Following is the first regular entry by The Diplomat's new Beijing-based writer, Mu Chunshan.
There seems to be growing discontent in China. Despite six months of what have been described by some as the most stringent macroeconomic regulation and control policies in history, new figures show real estate prices are still rising. The Consumer Price Index has also reached its highest point in two years, while the prices of some basic foodstuffs like apples have more than doubled.
Of course, pricey apples aren’t a big deal—we can always enjoy oranges instead. But spiraling housing prices is a major issue. This is especially true for Chinese, as owning a home is considered for many to be a prerequisite for a happy family.
Against this backdrop, a 24-year-old from Hunan Province came up with a novel idea—he built a small egg-shaped house in Haidian, one of the most expensive districts in Beijing.
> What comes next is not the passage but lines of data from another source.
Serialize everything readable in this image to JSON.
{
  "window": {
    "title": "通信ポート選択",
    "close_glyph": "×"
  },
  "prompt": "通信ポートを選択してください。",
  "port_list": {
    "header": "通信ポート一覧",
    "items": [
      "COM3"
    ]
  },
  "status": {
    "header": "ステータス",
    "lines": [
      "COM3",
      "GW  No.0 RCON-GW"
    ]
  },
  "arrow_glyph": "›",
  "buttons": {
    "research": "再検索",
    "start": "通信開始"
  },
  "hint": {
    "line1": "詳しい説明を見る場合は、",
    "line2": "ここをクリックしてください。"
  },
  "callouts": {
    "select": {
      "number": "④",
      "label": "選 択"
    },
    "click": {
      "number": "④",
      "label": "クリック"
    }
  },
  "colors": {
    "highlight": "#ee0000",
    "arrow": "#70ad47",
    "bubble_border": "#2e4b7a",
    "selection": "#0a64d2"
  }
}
Authorities quickly said they planned to destroy it as it was an illegal roadside construction, plans that sparked heated discussions among netizens. The young man said house prices were too high and that he made the house because all he wanted was somewhere to sleep at night (although media reports today suggest the structure has now gone).
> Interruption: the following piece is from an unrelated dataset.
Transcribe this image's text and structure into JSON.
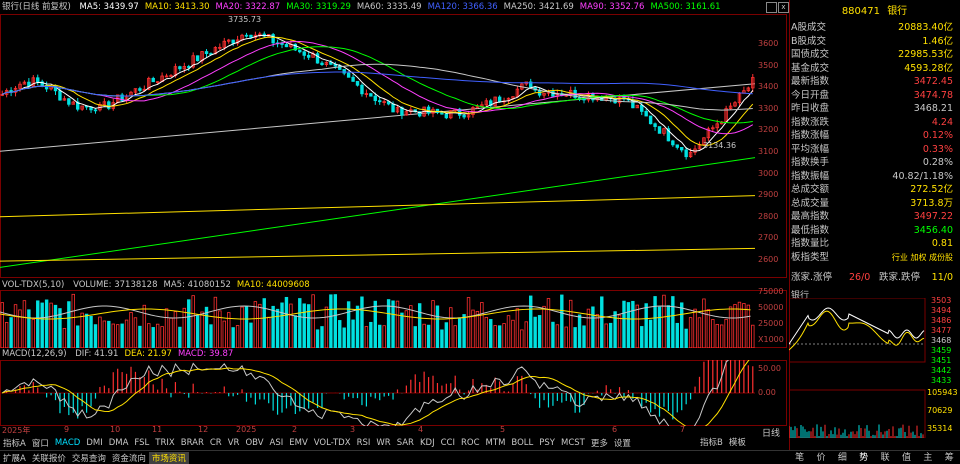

At first glance, it’s an amusing story. But it highlights a sad reality—while the Chinese economy is growing rapidly, many young people are still being left unable to buy or even rent their own place. Last month, for example, the average house price in Beijing was said to be about 22,300 RMB ($3,350) per square metre—38 percent higher than a year earlier. Average monthly incomes in Beijing, in contrast, are less than 4000 RMB.
The egg house has underscored the need for changes to economic development in China. But it’s not just members of the public who have noticed the hollowness of the ‘achievement’ of overtaking Japan and Germany in terms of size of the economy and total exports, respectively. The People’s Daily and the official Xinhua News Agency have both sharply criticized high real estate prices in recent months, calling for economic development that benefits all citizens.
The Central Economic Work Conference will be held in the middle of this month, at which time officials will set the tone for Chinese economic development over the next five years.
Domestic and international interest (and expectations) is high over what the conference will announce—and how the government will start tackling the high cost of housing and day-to-day goods.